Find the value of each of these investments at the end of the period specified below. (a) \( \$ 3500 \) invested at \( 5 \frac{2}{5} \% \) compounded annually for five years (b) \( \$ 6000 \) invested at \( 7 \% \) compounded semiannually for ten years (a) The amount in the account after five years is \( \$ \square \) (Round to the nearest cent as needed.)

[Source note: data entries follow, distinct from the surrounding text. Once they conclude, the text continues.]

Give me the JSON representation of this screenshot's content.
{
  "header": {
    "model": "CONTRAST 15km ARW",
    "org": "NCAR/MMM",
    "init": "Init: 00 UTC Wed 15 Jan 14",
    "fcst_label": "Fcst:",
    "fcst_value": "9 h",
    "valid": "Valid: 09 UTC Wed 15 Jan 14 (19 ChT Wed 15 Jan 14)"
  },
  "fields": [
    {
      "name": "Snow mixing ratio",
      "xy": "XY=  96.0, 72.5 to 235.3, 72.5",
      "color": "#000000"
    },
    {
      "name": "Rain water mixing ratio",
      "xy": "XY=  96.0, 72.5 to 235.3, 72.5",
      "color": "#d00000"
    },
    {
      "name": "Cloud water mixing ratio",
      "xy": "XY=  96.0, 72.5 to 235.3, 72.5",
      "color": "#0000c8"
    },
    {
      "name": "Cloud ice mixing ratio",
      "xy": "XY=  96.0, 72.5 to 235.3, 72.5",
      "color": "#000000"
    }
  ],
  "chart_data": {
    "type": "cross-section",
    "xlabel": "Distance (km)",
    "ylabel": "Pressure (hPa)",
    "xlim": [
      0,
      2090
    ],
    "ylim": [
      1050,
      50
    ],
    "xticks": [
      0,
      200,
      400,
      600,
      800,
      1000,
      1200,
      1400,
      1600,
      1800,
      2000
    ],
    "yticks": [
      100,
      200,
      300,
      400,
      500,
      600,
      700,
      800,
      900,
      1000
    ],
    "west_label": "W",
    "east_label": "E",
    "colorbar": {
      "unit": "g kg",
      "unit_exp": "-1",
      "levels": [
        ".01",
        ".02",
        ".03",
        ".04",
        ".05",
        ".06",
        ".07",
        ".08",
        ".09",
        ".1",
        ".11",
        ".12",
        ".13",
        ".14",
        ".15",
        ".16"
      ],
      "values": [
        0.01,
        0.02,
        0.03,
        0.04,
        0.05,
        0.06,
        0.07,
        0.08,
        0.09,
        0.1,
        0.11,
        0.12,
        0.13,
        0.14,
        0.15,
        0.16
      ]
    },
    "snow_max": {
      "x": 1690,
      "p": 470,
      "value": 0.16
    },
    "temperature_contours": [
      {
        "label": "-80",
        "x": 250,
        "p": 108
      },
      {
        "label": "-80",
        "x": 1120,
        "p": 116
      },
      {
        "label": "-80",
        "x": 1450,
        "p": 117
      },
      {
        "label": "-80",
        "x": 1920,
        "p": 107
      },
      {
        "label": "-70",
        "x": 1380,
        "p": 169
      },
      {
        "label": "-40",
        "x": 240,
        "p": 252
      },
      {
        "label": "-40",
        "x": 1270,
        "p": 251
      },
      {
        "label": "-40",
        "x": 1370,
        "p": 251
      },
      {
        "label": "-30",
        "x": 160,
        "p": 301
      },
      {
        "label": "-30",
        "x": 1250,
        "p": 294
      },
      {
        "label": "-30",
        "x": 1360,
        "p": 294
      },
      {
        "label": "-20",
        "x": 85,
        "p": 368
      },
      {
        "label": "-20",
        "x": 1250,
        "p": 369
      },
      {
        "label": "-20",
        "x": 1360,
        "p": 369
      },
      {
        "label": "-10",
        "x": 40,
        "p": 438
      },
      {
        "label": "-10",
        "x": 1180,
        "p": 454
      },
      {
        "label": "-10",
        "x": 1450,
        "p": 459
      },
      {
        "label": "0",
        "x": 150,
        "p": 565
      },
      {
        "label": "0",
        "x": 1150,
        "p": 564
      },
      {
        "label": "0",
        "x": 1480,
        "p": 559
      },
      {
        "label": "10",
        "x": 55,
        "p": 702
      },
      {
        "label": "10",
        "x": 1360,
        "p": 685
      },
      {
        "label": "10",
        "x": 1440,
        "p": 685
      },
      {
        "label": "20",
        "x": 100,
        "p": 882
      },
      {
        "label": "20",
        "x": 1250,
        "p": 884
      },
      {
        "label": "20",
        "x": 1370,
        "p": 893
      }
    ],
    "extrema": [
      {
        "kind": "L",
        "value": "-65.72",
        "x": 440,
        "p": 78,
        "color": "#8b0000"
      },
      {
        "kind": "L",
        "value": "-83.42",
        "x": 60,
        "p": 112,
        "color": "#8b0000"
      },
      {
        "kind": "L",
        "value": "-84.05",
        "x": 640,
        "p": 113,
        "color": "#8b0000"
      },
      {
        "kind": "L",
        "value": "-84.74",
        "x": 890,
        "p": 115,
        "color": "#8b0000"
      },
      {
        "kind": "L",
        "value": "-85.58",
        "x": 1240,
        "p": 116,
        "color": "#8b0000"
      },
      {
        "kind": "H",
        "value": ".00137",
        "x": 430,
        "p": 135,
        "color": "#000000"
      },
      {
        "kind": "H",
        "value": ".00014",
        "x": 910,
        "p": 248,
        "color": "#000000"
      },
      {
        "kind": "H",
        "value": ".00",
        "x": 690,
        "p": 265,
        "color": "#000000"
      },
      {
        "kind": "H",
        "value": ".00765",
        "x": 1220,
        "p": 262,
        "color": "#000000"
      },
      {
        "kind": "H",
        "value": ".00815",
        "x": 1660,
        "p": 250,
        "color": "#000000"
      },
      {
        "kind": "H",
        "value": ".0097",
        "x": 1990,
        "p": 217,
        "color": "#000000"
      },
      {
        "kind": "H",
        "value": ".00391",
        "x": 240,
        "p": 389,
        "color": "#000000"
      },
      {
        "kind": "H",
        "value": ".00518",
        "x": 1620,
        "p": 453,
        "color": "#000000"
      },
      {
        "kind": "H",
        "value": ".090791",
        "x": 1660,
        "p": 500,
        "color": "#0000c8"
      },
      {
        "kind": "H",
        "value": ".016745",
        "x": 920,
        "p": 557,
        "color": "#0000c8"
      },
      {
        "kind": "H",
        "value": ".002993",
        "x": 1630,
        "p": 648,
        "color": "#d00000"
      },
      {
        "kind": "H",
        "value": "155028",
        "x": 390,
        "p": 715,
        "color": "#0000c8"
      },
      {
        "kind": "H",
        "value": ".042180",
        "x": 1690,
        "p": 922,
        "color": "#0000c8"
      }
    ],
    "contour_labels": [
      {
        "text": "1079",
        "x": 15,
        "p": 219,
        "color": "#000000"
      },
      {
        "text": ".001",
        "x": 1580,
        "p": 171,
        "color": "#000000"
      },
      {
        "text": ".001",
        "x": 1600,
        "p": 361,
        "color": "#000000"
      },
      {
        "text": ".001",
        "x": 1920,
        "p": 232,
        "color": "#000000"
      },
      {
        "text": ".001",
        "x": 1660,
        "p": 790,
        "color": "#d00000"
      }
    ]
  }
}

To compute the values of these investments, we can use the formula for compound interest: \[ A = P (1 + r/n)^{nt} \] where: - \( A \) = the amount of money accumulated after n years, including interest. - \( P \) = principal amount (the initial amount of money). - \( r \) = annual interest rate (decimal). - \( n \) = number of times that interest is compounded per year. - \( t \) = number of years the money is invested or borrowed. Now, let's solve each investment. ### (a) For \( \$ 3500 \) invested at \( 5 \frac{2}{5} \% = 5.4\% = 0.054 \) compounded annually for five years: - \( P = 3500 \) - \( r = 0.054 \) - \( n = 1 \) (compounded annually) - \( t = 5 \) Using the formula: \[ A = 3500 \left(1 + \frac{0.054}{1}\right)^{1 \times 5} \] \[ A = 3500 \left(1 + 0.054\right)^{5} \] \[ A = 3500 \left(1.054\right)^{5} \] Calculating \( (1.054)^{5} \approx 1.295618 \): \[ A \approx 3500 \times 1.295618 \approx 4525.66 \] The amount in the account after five years is **\$4525.66**. ### (b) For \( \$ 6000 \) invested at \( 7 \% = 0.07 \) compounded semiannually for ten years: - \( P = 6000 \) - \( r = 0.07 \) - \( n = 2 \) (compounded semiannually) - \( t = 10 \) Using the formula: \[ A = 6000 \left(1 + \frac{0.07}{2}\right)^{2 \times 10} \] \[ A = 6000 \left(1 + 0.035\right)^{20} \] \[ A = 6000 \left(1.035\right)^{20} \] Calculating \( (1.035)^{20} \approx 1.806111 \): \[ A \approx 6000 \times 1.806111 \approx 10836.67 \] The amount in the account after ten years is **\$10836.67**.